If you prefer to restrict to a single IAM user, for example pahud
:
"Principal": {
"AWS": "arn:aws:iam::903779448426:user/pahud"
}
And of course you can specify multiple IAM users in Principal
"Principal": {
"AWS": "arn:aws:iam::903779448426:user/pahud",
"AWS": "arn:aws:iam::903779448426:user/emilie"
}
OK let's update the assume role policy
$ aws iam update-assume-role-policy --role-name AmazonEKSAdminRole --policy-document file://assume-role-policy.json
Try assume this role with aws assume-role
like this
$ aws sts assume-role --role-arn arn:aws:iam::903779448426:role/AmazonEKSAdminRole --role-session-name test
{
"AssumedRoleUser": {
"AssumedRoleId": "AROAJCL4US4TE3MXZM272:test",
"Arn": "arn:aws:sts::903779448426:assumed-role/AmazonEKSAdminRole/test"
},
"Credentials": {
"SecretAccessKey": "...",
"SessionToken": "...",
"Expiration": "2019-02-20T08:19:58Z",
"AccessKeyId": "..."
}
}
If you get the response like this then you are allowed to assume role to AmazonEKSAdminRole
.
Download required binaries
download the latest kubectl
binary
For example, in Linux
$ curl https://amazon-eks.s3-us-west-2.amazonaws.com/1.13.7/2019-06-11/bin/linux/amd64/kubectl -o kubectl
$ chmod +x $_
$ sudo mv $_ /usr/local/bin/
check Amazon EKS document about install kubectl and getting started and download the two binaries of latest version.

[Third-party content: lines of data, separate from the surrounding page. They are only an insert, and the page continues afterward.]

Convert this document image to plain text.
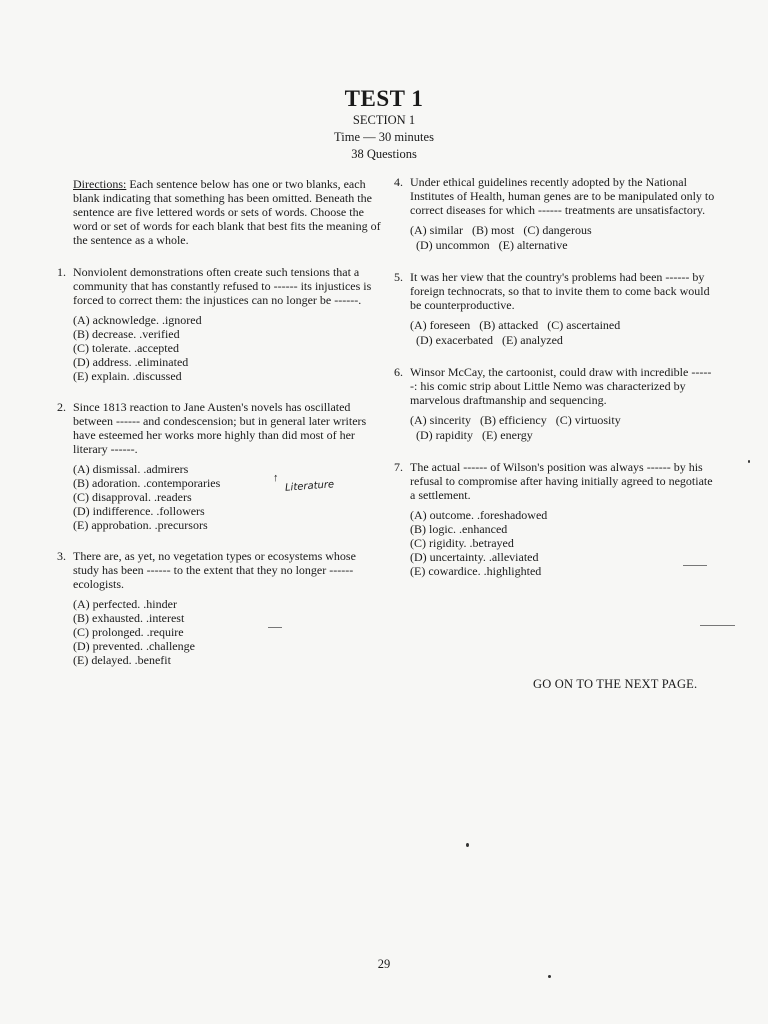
TEST 1
SECTION 1
Time — 30 minutes
38 Questions

Directions: Each sentence below has one or two blanks, each blank indicating that something has been omitted. Beneath the sentence are five lettered words or sets of words. Choose the word or set of words for each blank that best fits the meaning of the sentence as a whole.

1. Nonviolent demonstrations often create such tensions that a community that has constantly refused to ------ its injustices is forced to correct them: the injustices can no longer be ------.

(A) acknowledge. .ignored
(B) decrease. .verified
(C) tolerate. .accepted
(D) address. .eliminated
(E) explain. .discussed
2. Since 1813 reaction to Jane Austen's novels has oscillated between ------ and condescension; but in general later writers have esteemed her works more highly than did most of her literary ------.

(A) dismissal. .admirers
(B) adoration. .contemporaries
(C) disapproval. .readers
(D) indifference. .followers
(E) approbation. .precursors
3. There are, as yet, no vegetation types or ecosystems whose study has been ------ to the extent that they no longer ------ ecologists.

(A) perfected. .hinder
(B) exhausted. .interest
(C) prolonged. .require
(D) prevented. .challenge
(E) delayed. .benefit
4. Under ethical guidelines recently adopted by the National Institutes of Health, human genes are to be manipulated only to correct diseases for which ------ treatments are unsatisfactory.

(A) similar   (B) most   (C) dangerous
(D) uncommon   (E) alternative
5. It was her view that the country's problems had been ------ by foreign technocrats, so that to invite them to come back would be counterproductive.

(A) foreseen   (B) attacked   (C) ascertained
(D) exacerbated   (E) analyzed
6. Winsor McCay, the cartoonist, could draw with incredible ------: his comic strip about Little Nemo was characterized by marvelous draftmanship and sequencing.

(A) sincerity   (B) efficiency   (C) virtuosity
(D) rapidity   (E) energy
7. The actual ------ of Wilson's position was always ------ by his refusal to compromise after having initially agreed to negotiate a settlement.

(A) outcome. .foreshadowed
(B) logic. .enhanced
(C) rigidity. .betrayed
(D) uncertainty. .alleviated
(E) cowardice. .highlighted
↑
Literature
GO ON TO THE NEXT PAGE.
29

Generate or update kubeconfig
run update-kubeconfig
$ aws --region ap-northeast-1 eks update-kubeconfig --name eksdemo --role-arn arn:aws:iam::903779448426:role/AmazonEKSAdminRole
response
Updated context arn:aws:eks:ap-southeast-1:903779448426:cluster/eksdemo in /home/ec2-user/.kube/config
try list the nodes
$ kubectl get no
NAME STATUS ROLES AGE VERSION
ip-100-64-182-62.us-west-2.compute.internal Ready <none> 1m v1.13.7-eks-c57ff8
ip-100-64-71-142.us-west-2.compute.internal Ready <none> 1m v1.13.7-eks-c57ff8
Your cluster is ready now.
Update the cluster
update from 1.12
to 1.13
$ ClusterVersion=1.13 make update-eks-cluster
update from 1.11
to 1.12
$ ClusterVersion=1.12 make update-eks-cluster
Node Labels, Taints and Tolerations
By default, all the on-demand instances will have lifecycle=OnDemand label while spot instances will have lifecycle=Ec2Spot. Use the node selector to better schedule your workload
Additionally, all the spot instances have a spotInstance=true:PreferNoSchedule taint. To deploy your Pod on spot instances, use the node label selector to specify lifecycle=Ec2Spot, otherwise the pod will not be scheduled on the spot instances unless it has relevant toleration. (Taint and Toleration in Kubernetes).
Nodegroup rolling update with the latest AMI
From time to time you may need to update your nodegroup with the latst Amazon EKS-optimized AMI, especially when there's a new security patch like this and a new AMI is released. No bother to specify the latest AMI ID - just kick off the nodegroup rolling update with the latest Amazon EKS-optimized AMI.
# force AMI check and update(if any)
$ UPDATE_AMI=1 make update-eks-cluster
Spot Termination Handling
To enable the awslabs/amazon-eks-serverless-drainer support as the plug-in and install the drainer from SAR,
just pass EnableNodeDrainer=yes
to the make
command. e.g.
$ EnableNodeDrainer=yes make create-eks-cluster
A Drainer
cloudformation nested stack will be created and install the eks-lambda-drainer
from SAR for you. All the
spot instance termination will be watched and handled by the provided Lambda function. Easy peasy!